FEELING the cutting edge of this January weather? Well, if you take a tip from James Joyce, the remedy is literally at hand. Jacques Mercanton, a French journalist, became friendly with Joyce during the writer's later years, and among his many recollections is of a request from Joyce to get him a copy of The Irish Times.
"Very doubtful that I should find that paper in Lausanne, where there could not have been many Irish readers, I started to suggest - other newspapers. But Joyce would not hear of them. Finally, after a good deal of searching, I managed to uncover a copy of The Irish Times. Rather proud of myself, I took it to him at once. His face lit up.
"You will see how indispensable that paper is to me." And half unfolding it in one supple gesture, he slid it under his coat, against his back. "Nothing will keep you warmer than that. Provided it's a good newspaper." Then he reassured me: "It doesn't hurt the paper. When you are ready to read it, you will find that no harm has been done.
Everyone has long been aware, of course, that The Irish Times is a paper of considerable substance - but it's nice to have confirmation of the fact from one of the century's greatest writers. You will find this intriguing anecdote in a book called Portraits of the Artist in Exile, subtitled Recollections of James Joyce by Europeans, and published by Harcourt Brace Jovanovich. It's not new, so you may have to seek it out, but the search will be worth it, as it's full of fascinating stories and insights.
AS that anecdote shows Joyce was, in many ways, a very practical man - and a few of the most arresting quotes of the past year show writers similarly mindful of their bodily needs and responses. Vanessa Feltz, for instance, extended the boundaries of literary criticism when, in the Mail on Sunday, she reviewed Kate White's Why Good Girls Don't Get Ahead and declared: "Tina Brown knows a piece of writing works if it makes her nipples go hard. Mine are like bullets." Gosh, and I thought she was just pleased to see me.
ON much the same subject, Elizabeth Wurtzel, best selling Author of Prozac Nation, told The Independent why she posed semi naked for GQ magazine: "The book is so naked that me going naked makes it all go together more. I think people should look at these pictures with the attitude: you get the book and the big tits, too.
IT's almost with relief that one turns to the spiritual angst of Irish writer Philip McCann, as quoted by The Guardian: "Like someone with an addiction, I was turning this despair at the futility of writing, this anti art stance, precisely into art. My despair was becoming an aesthetic of despair. I couldn't stop. I can't stop." Oh, I don't know, I'm sure he could if he tried.
Paula Yates, though, is unstoppable, as is obvious from the opening line of her autobiography: "My father had a very big organ, which may explain a lot of what follows." Taste, wit, subtlety, sensitivity, and Michael Hutchence, too - Paula's got it all.
IF you're having trouble keeping that New Year resolution giving up the booze, may I recommend two books to you?
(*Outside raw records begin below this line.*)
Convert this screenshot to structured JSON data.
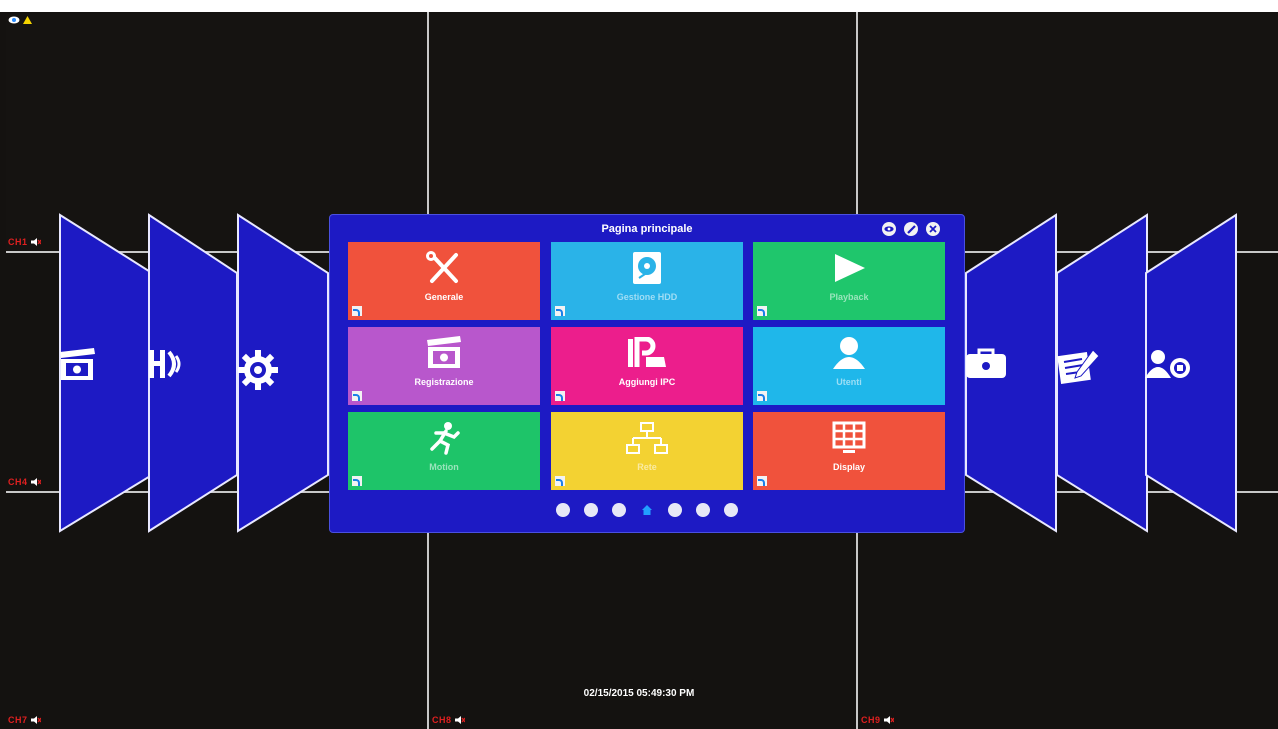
{
  "menu": {
    "title": "Pagina principale",
    "tiles": [
      {
        "label": "Generale",
        "icon": "tools-icon",
        "color": "#f0523c",
        "dim": false
      },
      {
        "label": "Gestione HDD",
        "icon": "hdd-icon",
        "color": "#2ab3e8",
        "dim": true
      },
      {
        "label": "Playback",
        "icon": "play-icon",
        "color": "#1fc66c",
        "dim": true
      },
      {
        "label": "Registrazione",
        "icon": "clapper-icon",
        "color": "#b857cc",
        "dim": false
      },
      {
        "label": "Aggiungi IPC",
        "icon": "ip-camera-icon",
        "color": "#ec1e8c",
        "dim": false
      },
      {
        "label": "Utenti",
        "icon": "user-icon",
        "color": "#1fb7ea",
        "dim": true
      },
      {
        "label": "Motion",
        "icon": "runner-icon",
        "color": "#1ec469",
        "dim": true
      },
      {
        "label": "Rete",
        "icon": "network-icon",
        "color": "#f3d232",
        "dim": true
      },
      {
        "label": "Display",
        "icon": "display-grid-icon",
        "color": "#f0523c",
        "dim": false
      }
    ]
  },
  "channels": {
    "ch1": "CH1",
    "ch4": "CH4",
    "ch7": "CH7",
    "ch8": "CH8",
    "ch9": "CH9"
  },
  "datetime": "02/15/2015 05:49:30 PM",
  "colors": {
    "menu_bg": "#1d1ac4",
    "panel_bg": "#1d1ac4",
    "channel_label": "#e02020"
  }
}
One of them, which was first published a few years back but which I've just been rereading in an Abacus paperback, is Tom Dardis's The Thirsty Muse. This truly sobering study recounts the alcoholic careers of Faulkner, Fitzgerald, Hemingway and O'Neill and explodes as nonsense Hemingway's boast that "good writers are drinking writers." After reading Dardis's account of the amount of alcohol these people drank on a daily basis, you'll feel appalled and probably somewhat ill, too.
Just as sobering in its own way is Pete Hamill's A Drinking Life, published last year in the US by Little, Brown and now on this side of the Atlantic under the Back Bay imprint.
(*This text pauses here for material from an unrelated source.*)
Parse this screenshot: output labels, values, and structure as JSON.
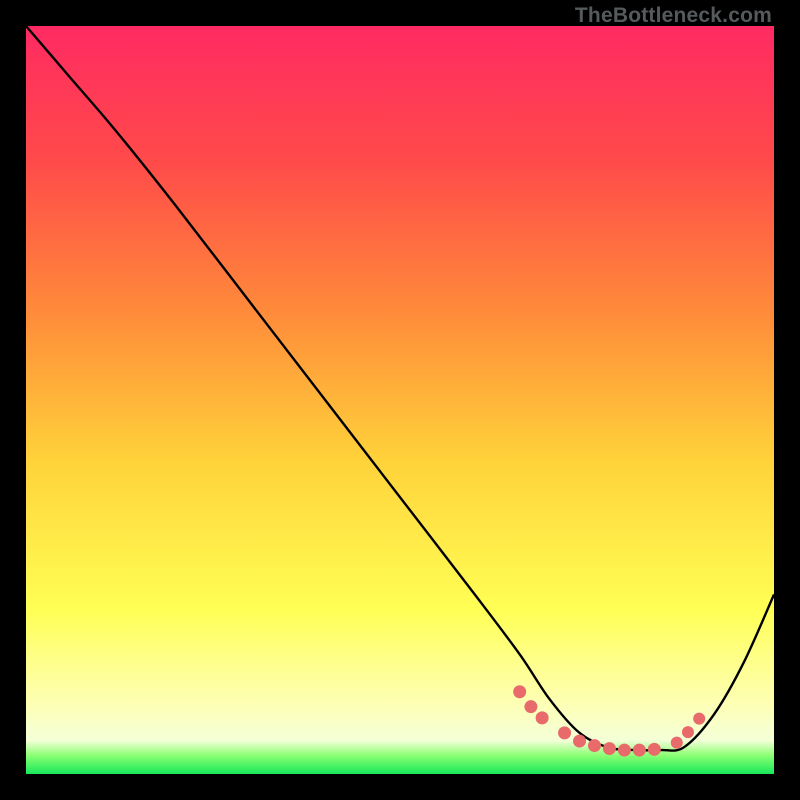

Hamill, an Irish American whose parents emigrated from Belfast, has been a journalist, a novelist, a liner note writer (for the original pressing of Dylan's Blood on the Tracks, before Dylan substituted a painting instead), an intimate of the likes of Shirley MacLaine and Norman Mailer, and a drinker of some considerable renown in The Lion's Head, The White Horse and sundry other Manhattan hostelries.
A Drinking Life chronicles this crowded career, and chronicles, too, his final abandonment of alcohol. His reason for giving up the booze was simple: "I don't have a talent for it". Neither did Fitzgerald, but sadly that didn't stop him and he died at the age of 44.